Скачка неожиданно прекратилась. Наездники спешились. Точнее, выскочили из седла. Сильва рванулась с пола, в спешке хватаясь то за вывернутую наизнанку юбку, то за джинсы, в которые она никак не могла влезть. Феликс, напялив брюки и кое-как застегнув дрожащими пальцами пуговицы рубахи, отодвинул Сильву в глубь комнаты, вздохнул поглубже для смелости и шагнул в коридор. По коридору с лаем носилась Каштанка, прыжками приветствуя своего хозяина. Сильва, прижавшись ухом к двери, вслушивалась в бубнящие голоса за стеной в коридоре, «…и без паспорта билета не купишь. Холера. Пришлось добираться на попутках. А Сильва где?» — «Уехала к себе в Черемушки. Сказала: ей завтра вставать». Они прошли на кухню. Через мгновенье Феликс появился в комнате, приложил заговорщицки палец к губам, взял бутылку портвейна и опять удалился. Сильва глядела на него не мигая из темноты. Ее трясло. Трудно сказать, сколько она просидела в оцепенелом состоянии, прижимаясь ухом к стене, отделявшей ее от кухни, пытаясь угадать, о чем говорят Феликс и Виктор. О ней? Она уже готова была подняться и шагнуть в освещенную кухню, когда кто-то снова — но отнюдь не робко на этот раз — забарабанил во входную дверь. Этот грохот отбросил ее обратно в угол, на кушетку. Надрывным, хриплым, охранительским лаем заголосила Каштанка. Снова звяканье дверной цепочки, бубнящие голоса, топанье ног по коридору.

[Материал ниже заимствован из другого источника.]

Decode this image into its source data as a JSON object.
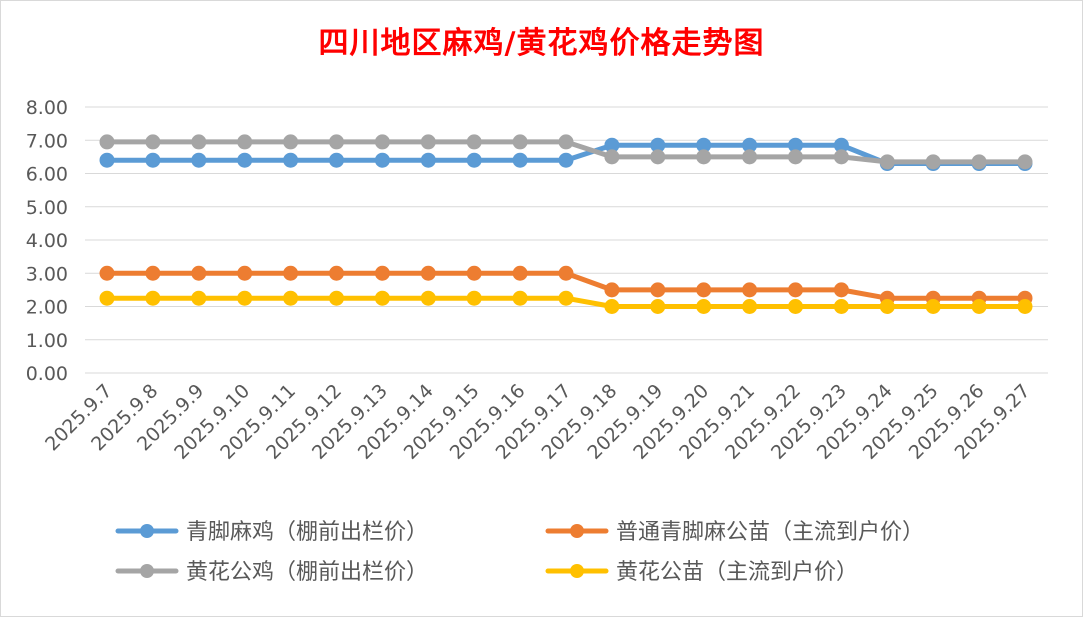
{
  "chart_data": {
    "type": "line",
    "title": "四川地区麻鸡/黄花鸡价格走势图",
    "xlabel": "",
    "ylabel": "",
    "ylim": [
      0,
      8
    ],
    "yticks": [
      "0.00",
      "1.00",
      "2.00",
      "3.00",
      "4.00",
      "5.00",
      "6.00",
      "7.00",
      "8.00"
    ],
    "grid": true,
    "legend_position": "bottom",
    "x": [
      "2025.9.7",
      "2025.9.8",
      "2025.9.9",
      "2025.9.10",
      "2025.9.11",
      "2025.9.12",
      "2025.9.13",
      "2025.9.14",
      "2025.9.15",
      "2025.9.16",
      "2025.9.17",
      "2025.9.18",
      "2025.9.19",
      "2025.9.20",
      "2025.9.21",
      "2025.9.22",
      "2025.9.23",
      "2025.9.24",
      "2025.9.25",
      "2025.9.26",
      "2025.9.27"
    ],
    "series": [
      {
        "name": "青脚麻鸡（棚前出栏价）",
        "color": "#5b9bd5",
        "values": [
          6.4,
          6.4,
          6.4,
          6.4,
          6.4,
          6.4,
          6.4,
          6.4,
          6.4,
          6.4,
          6.4,
          6.85,
          6.85,
          6.85,
          6.85,
          6.85,
          6.85,
          6.3,
          6.3,
          6.3,
          6.3
        ]
      },
      {
        "name": "普通青脚麻公苗（主流到户价）",
        "color": "#ed7d31",
        "values": [
          3.0,
          3.0,
          3.0,
          3.0,
          3.0,
          3.0,
          3.0,
          3.0,
          3.0,
          3.0,
          3.0,
          2.5,
          2.5,
          2.5,
          2.5,
          2.5,
          2.5,
          2.25,
          2.25,
          2.25,
          2.25
        ]
      },
      {
        "name": "黄花公鸡（棚前出栏价）",
        "color": "#a5a5a5",
        "values": [
          6.95,
          6.95,
          6.95,
          6.95,
          6.95,
          6.95,
          6.95,
          6.95,
          6.95,
          6.95,
          6.95,
          6.5,
          6.5,
          6.5,
          6.5,
          6.5,
          6.5,
          6.35,
          6.35,
          6.35,
          6.35
        ]
      },
      {
        "name": "黄花公苗（主流到户价）",
        "color": "#ffc000",
        "values": [
          2.25,
          2.25,
          2.25,
          2.25,
          2.25,
          2.25,
          2.25,
          2.25,
          2.25,
          2.25,
          2.25,
          2.0,
          2.0,
          2.0,
          2.0,
          2.0,
          2.0,
          2.0,
          2.0,
          2.0,
          2.0
        ]
      }
    ]
  }
}
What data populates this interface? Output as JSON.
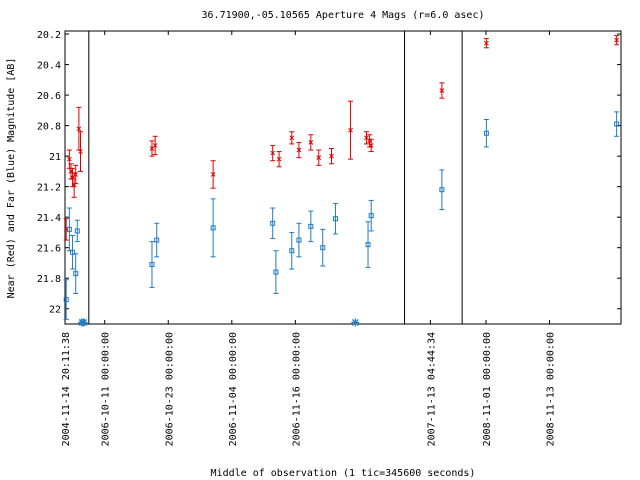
{
  "chart_data": {
    "type": "scatter",
    "title": "36.71900,-05.10565   Aperture 4 Mags (r=6.0 asec)",
    "xlabel": "Middle of observation (1 tic=345600 seconds)",
    "ylabel": "Near (Red) and Far (Blue) Magnitude [AB]",
    "ylim": [
      22.1,
      20.18
    ],
    "y_ticks": [
      "20.2",
      "20.4",
      "20.6",
      "20.8",
      "21",
      "21.2",
      "21.4",
      "21.6",
      "21.8",
      "22"
    ],
    "y_tick_values": [
      20.2,
      20.4,
      20.6,
      20.8,
      21.0,
      21.2,
      21.4,
      21.6,
      21.8,
      22.0
    ],
    "x_tick_labels": [
      "2004-11-14 20:11:38",
      "2006-10-11 00:00:00",
      "2006-10-23 00:00:00",
      "2006-11-04 00:00:00",
      "2006-11-16 00:00:00",
      "2007-11-13 04:44:34",
      "2008-11-01 00:00:00",
      "2008-11-13 00:00:00"
    ],
    "grid": false,
    "colors": {
      "near": "#dd0000",
      "far": "#1f7bc4"
    },
    "series": [
      {
        "name": "Near (Red)",
        "marker": "x",
        "points": [
          {
            "t": 0.03,
            "y": 21.48,
            "err": 0.07
          },
          {
            "t": 0.11,
            "y": 21.02,
            "err": 0.06
          },
          {
            "t": 0.15,
            "y": 21.1,
            "err": 0.05
          },
          {
            "t": 0.19,
            "y": 21.14,
            "err": 0.06
          },
          {
            "t": 0.23,
            "y": 21.19,
            "err": 0.08
          },
          {
            "t": 0.27,
            "y": 21.12,
            "err": 0.06
          },
          {
            "t": 0.35,
            "y": 20.82,
            "err": 0.14
          },
          {
            "t": 0.39,
            "y": 20.97,
            "err": 0.13
          },
          {
            "t": 2.19,
            "y": 20.95,
            "err": 0.05
          },
          {
            "t": 2.27,
            "y": 20.93,
            "err": 0.06
          },
          {
            "t": 3.73,
            "y": 21.12,
            "err": 0.09
          },
          {
            "t": 5.23,
            "y": 20.98,
            "err": 0.05
          },
          {
            "t": 5.39,
            "y": 21.02,
            "err": 0.05
          },
          {
            "t": 5.71,
            "y": 20.88,
            "err": 0.04
          },
          {
            "t": 5.89,
            "y": 20.96,
            "err": 0.05
          },
          {
            "t": 6.19,
            "y": 20.91,
            "err": 0.05
          },
          {
            "t": 6.39,
            "y": 21.01,
            "err": 0.05
          },
          {
            "t": 6.71,
            "y": 21.0,
            "err": 0.05
          },
          {
            "t": 7.19,
            "y": 20.83,
            "err": 0.19
          },
          {
            "t": 7.59,
            "y": 20.88,
            "err": 0.04
          },
          {
            "t": 7.67,
            "y": 20.9,
            "err": 0.04
          },
          {
            "t": 7.71,
            "y": 20.93,
            "err": 0.04
          },
          {
            "t": 9.49,
            "y": 20.57,
            "err": 0.05
          },
          {
            "t": 10.61,
            "y": 20.26,
            "err": 0.03
          },
          {
            "t": 13.89,
            "y": 20.24,
            "err": 0.03
          }
        ]
      },
      {
        "name": "Far (Blue)",
        "marker": "square",
        "points": [
          {
            "t": 0.03,
            "y": 21.94,
            "err": 0.13
          },
          {
            "t": 0.11,
            "y": 21.48,
            "err": 0.14
          },
          {
            "t": 0.19,
            "y": 21.63,
            "err": 0.11
          },
          {
            "t": 0.27,
            "y": 21.77,
            "err": 0.13
          },
          {
            "t": 0.31,
            "y": 21.49,
            "err": 0.07
          },
          {
            "t": 2.19,
            "y": 21.71,
            "err": 0.15
          },
          {
            "t": 2.31,
            "y": 21.55,
            "err": 0.11
          },
          {
            "t": 3.73,
            "y": 21.47,
            "err": 0.19
          },
          {
            "t": 5.23,
            "y": 21.44,
            "err": 0.1
          },
          {
            "t": 5.31,
            "y": 21.76,
            "err": 0.14
          },
          {
            "t": 5.71,
            "y": 21.62,
            "err": 0.12
          },
          {
            "t": 5.89,
            "y": 21.55,
            "err": 0.11
          },
          {
            "t": 6.19,
            "y": 21.46,
            "err": 0.1
          },
          {
            "t": 6.49,
            "y": 21.6,
            "err": 0.12
          },
          {
            "t": 6.81,
            "y": 21.41,
            "err": 0.1
          },
          {
            "t": 7.63,
            "y": 21.58,
            "err": 0.15
          },
          {
            "t": 7.71,
            "y": 21.39,
            "err": 0.1
          },
          {
            "t": 9.49,
            "y": 21.22,
            "err": 0.13
          },
          {
            "t": 10.61,
            "y": 20.85,
            "err": 0.09
          },
          {
            "t": 13.89,
            "y": 20.79,
            "err": 0.08
          }
        ]
      }
    ],
    "upper_limits": [
      {
        "t": 0.43,
        "y": 22.09
      },
      {
        "t": 0.47,
        "y": 22.09
      },
      {
        "t": 7.31,
        "y": 22.09
      }
    ],
    "gap_markers_t": [
      0.6,
      8.55,
      10.0
    ]
  }
}
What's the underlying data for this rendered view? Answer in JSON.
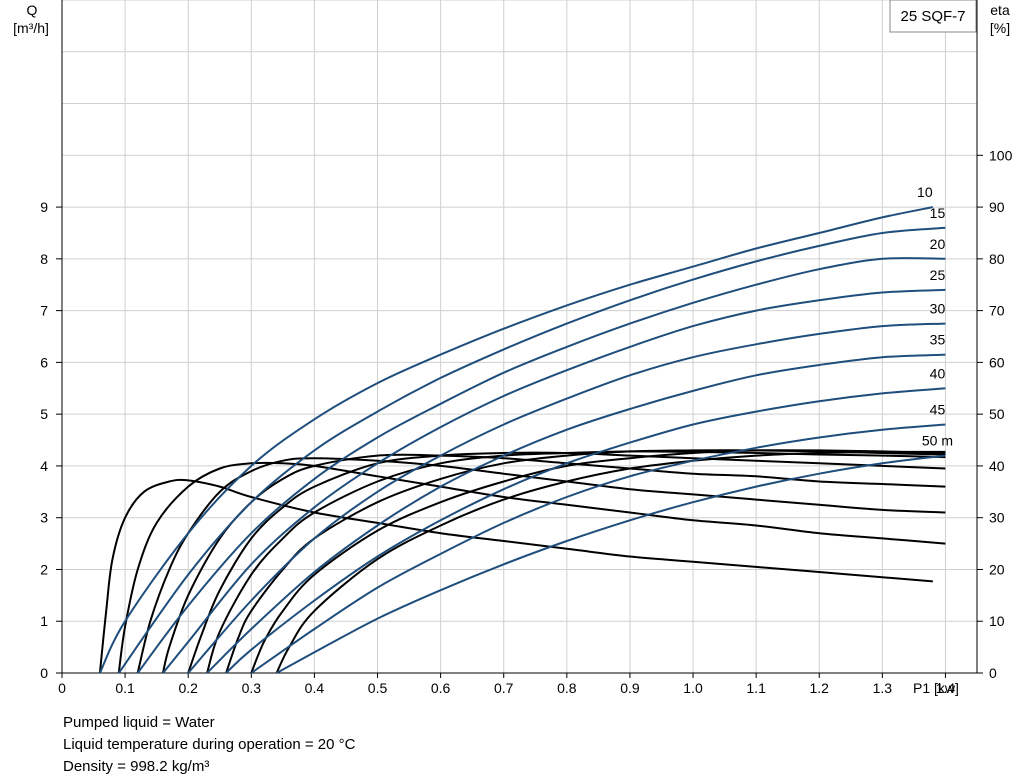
{
  "chart_data": {
    "type": "line",
    "title": "25 SQF-7",
    "xlabel": "P1 [kw]",
    "ylabel_left": {
      "symbol": "Q",
      "unit": "[m³/h]"
    },
    "ylabel_right": {
      "symbol": "eta",
      "unit": "[%]"
    },
    "xlim": [
      0,
      1.45
    ],
    "ylim_left": [
      0,
      13
    ],
    "ylim_right": [
      0,
      130
    ],
    "x_ticks": [
      0,
      0.1,
      0.2,
      0.3,
      0.4,
      0.5,
      0.6,
      0.7,
      0.8,
      0.9,
      1.0,
      1.1,
      1.2,
      1.3,
      1.4
    ],
    "x_tick_labels": [
      "0",
      "0.1",
      "0.2",
      "0.3",
      "0.4",
      "0.5",
      "0.6",
      "0.7",
      "0.8",
      "0.9",
      "1.0",
      "1.1",
      "1.2",
      "1.3",
      "1.4"
    ],
    "y_left_ticks": [
      0,
      1,
      2,
      3,
      4,
      5,
      6,
      7,
      8,
      9
    ],
    "y_right_ticks": [
      0,
      10,
      20,
      30,
      40,
      50,
      60,
      70,
      80,
      90,
      100
    ],
    "grid": true,
    "head_unit": "m",
    "flow_series": [
      {
        "name": "10",
        "points": [
          [
            0.06,
            0
          ],
          [
            0.1,
            1.0
          ],
          [
            0.2,
            2.7
          ],
          [
            0.3,
            4.0
          ],
          [
            0.4,
            4.9
          ],
          [
            0.5,
            5.6
          ],
          [
            0.6,
            6.15
          ],
          [
            0.7,
            6.65
          ],
          [
            0.8,
            7.1
          ],
          [
            0.9,
            7.5
          ],
          [
            1.0,
            7.85
          ],
          [
            1.1,
            8.2
          ],
          [
            1.2,
            8.5
          ],
          [
            1.3,
            8.8
          ],
          [
            1.38,
            9.0
          ]
        ]
      },
      {
        "name": "15",
        "points": [
          [
            0.09,
            0
          ],
          [
            0.2,
            1.9
          ],
          [
            0.3,
            3.3
          ],
          [
            0.4,
            4.3
          ],
          [
            0.5,
            5.05
          ],
          [
            0.6,
            5.7
          ],
          [
            0.7,
            6.25
          ],
          [
            0.8,
            6.75
          ],
          [
            0.9,
            7.2
          ],
          [
            1.0,
            7.6
          ],
          [
            1.1,
            7.95
          ],
          [
            1.2,
            8.25
          ],
          [
            1.3,
            8.5
          ],
          [
            1.4,
            8.6
          ]
        ]
      },
      {
        "name": "20",
        "points": [
          [
            0.12,
            0
          ],
          [
            0.2,
            1.3
          ],
          [
            0.3,
            2.7
          ],
          [
            0.4,
            3.75
          ],
          [
            0.5,
            4.55
          ],
          [
            0.6,
            5.2
          ],
          [
            0.7,
            5.8
          ],
          [
            0.8,
            6.3
          ],
          [
            0.9,
            6.75
          ],
          [
            1.0,
            7.15
          ],
          [
            1.1,
            7.5
          ],
          [
            1.2,
            7.8
          ],
          [
            1.3,
            8.0
          ],
          [
            1.4,
            8.0
          ]
        ]
      },
      {
        "name": "25",
        "points": [
          [
            0.16,
            0
          ],
          [
            0.2,
            0.6
          ],
          [
            0.3,
            2.1
          ],
          [
            0.4,
            3.2
          ],
          [
            0.5,
            4.05
          ],
          [
            0.6,
            4.75
          ],
          [
            0.7,
            5.35
          ],
          [
            0.8,
            5.85
          ],
          [
            0.9,
            6.3
          ],
          [
            1.0,
            6.7
          ],
          [
            1.1,
            7.0
          ],
          [
            1.2,
            7.2
          ],
          [
            1.3,
            7.35
          ],
          [
            1.4,
            7.4
          ]
        ]
      },
      {
        "name": "30",
        "points": [
          [
            0.2,
            0
          ],
          [
            0.3,
            1.4
          ],
          [
            0.4,
            2.6
          ],
          [
            0.5,
            3.5
          ],
          [
            0.6,
            4.2
          ],
          [
            0.7,
            4.8
          ],
          [
            0.8,
            5.3
          ],
          [
            0.9,
            5.75
          ],
          [
            1.0,
            6.1
          ],
          [
            1.1,
            6.35
          ],
          [
            1.2,
            6.55
          ],
          [
            1.3,
            6.7
          ],
          [
            1.4,
            6.75
          ]
        ]
      },
      {
        "name": "35",
        "points": [
          [
            0.23,
            0
          ],
          [
            0.3,
            0.85
          ],
          [
            0.4,
            1.95
          ],
          [
            0.5,
            2.85
          ],
          [
            0.6,
            3.6
          ],
          [
            0.7,
            4.2
          ],
          [
            0.8,
            4.7
          ],
          [
            0.9,
            5.1
          ],
          [
            1.0,
            5.45
          ],
          [
            1.1,
            5.75
          ],
          [
            1.2,
            5.95
          ],
          [
            1.3,
            6.1
          ],
          [
            1.4,
            6.15
          ]
        ]
      },
      {
        "name": "40",
        "points": [
          [
            0.26,
            0
          ],
          [
            0.3,
            0.45
          ],
          [
            0.4,
            1.4
          ],
          [
            0.5,
            2.25
          ],
          [
            0.6,
            2.95
          ],
          [
            0.7,
            3.55
          ],
          [
            0.8,
            4.05
          ],
          [
            0.9,
            4.45
          ],
          [
            1.0,
            4.8
          ],
          [
            1.1,
            5.05
          ],
          [
            1.2,
            5.25
          ],
          [
            1.3,
            5.4
          ],
          [
            1.4,
            5.5
          ]
        ]
      },
      {
        "name": "45",
        "points": [
          [
            0.3,
            0
          ],
          [
            0.4,
            0.85
          ],
          [
            0.5,
            1.65
          ],
          [
            0.6,
            2.3
          ],
          [
            0.7,
            2.9
          ],
          [
            0.8,
            3.4
          ],
          [
            0.9,
            3.8
          ],
          [
            1.0,
            4.1
          ],
          [
            1.1,
            4.35
          ],
          [
            1.2,
            4.55
          ],
          [
            1.3,
            4.7
          ],
          [
            1.4,
            4.8
          ]
        ]
      },
      {
        "name": "50",
        "points": [
          [
            0.34,
            0
          ],
          [
            0.4,
            0.4
          ],
          [
            0.5,
            1.05
          ],
          [
            0.6,
            1.6
          ],
          [
            0.7,
            2.1
          ],
          [
            0.8,
            2.55
          ],
          [
            0.9,
            2.95
          ],
          [
            1.0,
            3.3
          ],
          [
            1.1,
            3.6
          ],
          [
            1.2,
            3.85
          ],
          [
            1.3,
            4.05
          ],
          [
            1.4,
            4.2
          ]
        ]
      }
    ],
    "efficiency_series": [
      {
        "points": [
          [
            0.06,
            0
          ],
          [
            0.07,
            12
          ],
          [
            0.08,
            22
          ],
          [
            0.1,
            30
          ],
          [
            0.13,
            35
          ],
          [
            0.17,
            37
          ],
          [
            0.2,
            37.2
          ],
          [
            0.25,
            36
          ],
          [
            0.3,
            34
          ],
          [
            0.4,
            31
          ],
          [
            0.5,
            29
          ],
          [
            0.6,
            27
          ],
          [
            0.7,
            25.5
          ],
          [
            0.8,
            24
          ],
          [
            0.9,
            22.5
          ],
          [
            1.0,
            21.5
          ],
          [
            1.1,
            20.5
          ],
          [
            1.2,
            19.5
          ],
          [
            1.3,
            18.5
          ],
          [
            1.38,
            17.7
          ]
        ]
      },
      {
        "points": [
          [
            0.09,
            0
          ],
          [
            0.1,
            9
          ],
          [
            0.12,
            20
          ],
          [
            0.15,
            29
          ],
          [
            0.2,
            36
          ],
          [
            0.25,
            39.5
          ],
          [
            0.3,
            40.5
          ],
          [
            0.35,
            40.5
          ],
          [
            0.4,
            40
          ],
          [
            0.5,
            38
          ],
          [
            0.6,
            36
          ],
          [
            0.7,
            34
          ],
          [
            0.8,
            32.5
          ],
          [
            0.9,
            31
          ],
          [
            1.0,
            29.5
          ],
          [
            1.1,
            28.5
          ],
          [
            1.2,
            27
          ],
          [
            1.3,
            26
          ],
          [
            1.4,
            25
          ]
        ]
      },
      {
        "points": [
          [
            0.12,
            0
          ],
          [
            0.14,
            10
          ],
          [
            0.17,
            20
          ],
          [
            0.2,
            27
          ],
          [
            0.25,
            35
          ],
          [
            0.3,
            39
          ],
          [
            0.35,
            41
          ],
          [
            0.4,
            41.5
          ],
          [
            0.5,
            41
          ],
          [
            0.6,
            40
          ],
          [
            0.7,
            38.5
          ],
          [
            0.8,
            37
          ],
          [
            0.9,
            35.5
          ],
          [
            1.0,
            34.5
          ],
          [
            1.1,
            33.5
          ],
          [
            1.2,
            32.5
          ],
          [
            1.3,
            31.5
          ],
          [
            1.4,
            31
          ]
        ]
      },
      {
        "points": [
          [
            0.16,
            0
          ],
          [
            0.17,
            5
          ],
          [
            0.2,
            15
          ],
          [
            0.25,
            26
          ],
          [
            0.3,
            33
          ],
          [
            0.35,
            37.5
          ],
          [
            0.4,
            40
          ],
          [
            0.5,
            42
          ],
          [
            0.6,
            42
          ],
          [
            0.7,
            41.5
          ],
          [
            0.8,
            40.5
          ],
          [
            0.9,
            39.5
          ],
          [
            1.0,
            38.5
          ],
          [
            1.1,
            38
          ],
          [
            1.2,
            37
          ],
          [
            1.3,
            36.5
          ],
          [
            1.4,
            36
          ]
        ]
      },
      {
        "points": [
          [
            0.2,
            0
          ],
          [
            0.22,
            7
          ],
          [
            0.25,
            16
          ],
          [
            0.3,
            26
          ],
          [
            0.35,
            32
          ],
          [
            0.4,
            36
          ],
          [
            0.5,
            40.5
          ],
          [
            0.6,
            42
          ],
          [
            0.7,
            42.5
          ],
          [
            0.8,
            42.5
          ],
          [
            0.9,
            42
          ],
          [
            1.0,
            41.5
          ],
          [
            1.1,
            41
          ],
          [
            1.2,
            40.5
          ],
          [
            1.3,
            40
          ],
          [
            1.4,
            39.5
          ]
        ]
      },
      {
        "points": [
          [
            0.23,
            0
          ],
          [
            0.25,
            8
          ],
          [
            0.3,
            19
          ],
          [
            0.35,
            26
          ],
          [
            0.4,
            31
          ],
          [
            0.5,
            37
          ],
          [
            0.6,
            40.5
          ],
          [
            0.7,
            42
          ],
          [
            0.8,
            42.5
          ],
          [
            0.9,
            42.8
          ],
          [
            1.0,
            42.7
          ],
          [
            1.1,
            42.5
          ],
          [
            1.2,
            42.2
          ],
          [
            1.3,
            42
          ],
          [
            1.4,
            41.7
          ]
        ]
      },
      {
        "points": [
          [
            0.26,
            0
          ],
          [
            0.28,
            7
          ],
          [
            0.3,
            12
          ],
          [
            0.35,
            20
          ],
          [
            0.4,
            26
          ],
          [
            0.5,
            33
          ],
          [
            0.6,
            37.5
          ],
          [
            0.7,
            40.5
          ],
          [
            0.8,
            42
          ],
          [
            0.9,
            42.8
          ],
          [
            1.0,
            43
          ],
          [
            1.1,
            43
          ],
          [
            1.2,
            42.8
          ],
          [
            1.3,
            42.5
          ],
          [
            1.4,
            42.2
          ]
        ]
      },
      {
        "points": [
          [
            0.3,
            0
          ],
          [
            0.32,
            6
          ],
          [
            0.35,
            12
          ],
          [
            0.4,
            19
          ],
          [
            0.5,
            27.5
          ],
          [
            0.6,
            33
          ],
          [
            0.7,
            37
          ],
          [
            0.8,
            40
          ],
          [
            0.9,
            41.5
          ],
          [
            1.0,
            42.5
          ],
          [
            1.1,
            43
          ],
          [
            1.2,
            43
          ],
          [
            1.3,
            42.8
          ],
          [
            1.4,
            42.5
          ]
        ]
      },
      {
        "points": [
          [
            0.34,
            0
          ],
          [
            0.36,
            5
          ],
          [
            0.4,
            12
          ],
          [
            0.5,
            22
          ],
          [
            0.6,
            28.5
          ],
          [
            0.7,
            33.5
          ],
          [
            0.8,
            37
          ],
          [
            0.9,
            39.5
          ],
          [
            1.0,
            41
          ],
          [
            1.1,
            42
          ],
          [
            1.2,
            42.5
          ],
          [
            1.3,
            42.7
          ],
          [
            1.4,
            42.7
          ]
        ]
      }
    ],
    "notes": [
      "Pumped liquid = Water",
      "Liquid temperature during operation = 20 °C",
      "Density = 998.2 kg/m³"
    ]
  }
}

«Два товарища в штатском, сосед-понятой и участковый. Проверяют у Виктора документы. Нарушение паспортного режима», — шепча скороговоркой сообщил Феликс, протиснувшись в приоткрытую дверь. Сильва рванулась в коридор, но Феликс, схватив ее за локоть, затащил обратно. «Как будто у него без тебя мало забот. Тебя здесь нет. Ты в Черемушках. Сиди и не чирикай». Страх ходил за стеной милицейским сапогом, шепотком понятого, глухой и отрывистой речью гэбешника. Они перешли в комнату Виктора. Стук книг, падающих на пол. Скрип передвигающейся мебели. Шорох бумаг. Окрик. Возражающие нотки и снова тишина. Печать с припиской в паспорте («без права проживания в г. Москве») — волчий билет («но не волк я по крови своей») — лишь повод для сближения; обыск, допрос, арест, повторная судимость. Но она уже не соберет его вещи, не обнимет его перед этапом. Страх гулял за стеной. Тот же страх, что заставил достоевского героя шагнуть дальше по темной улице, зная, что девушка за спиной сейчас бросится с моста. Страх соучастия. В этот момент в комнату заглянул гэбешник.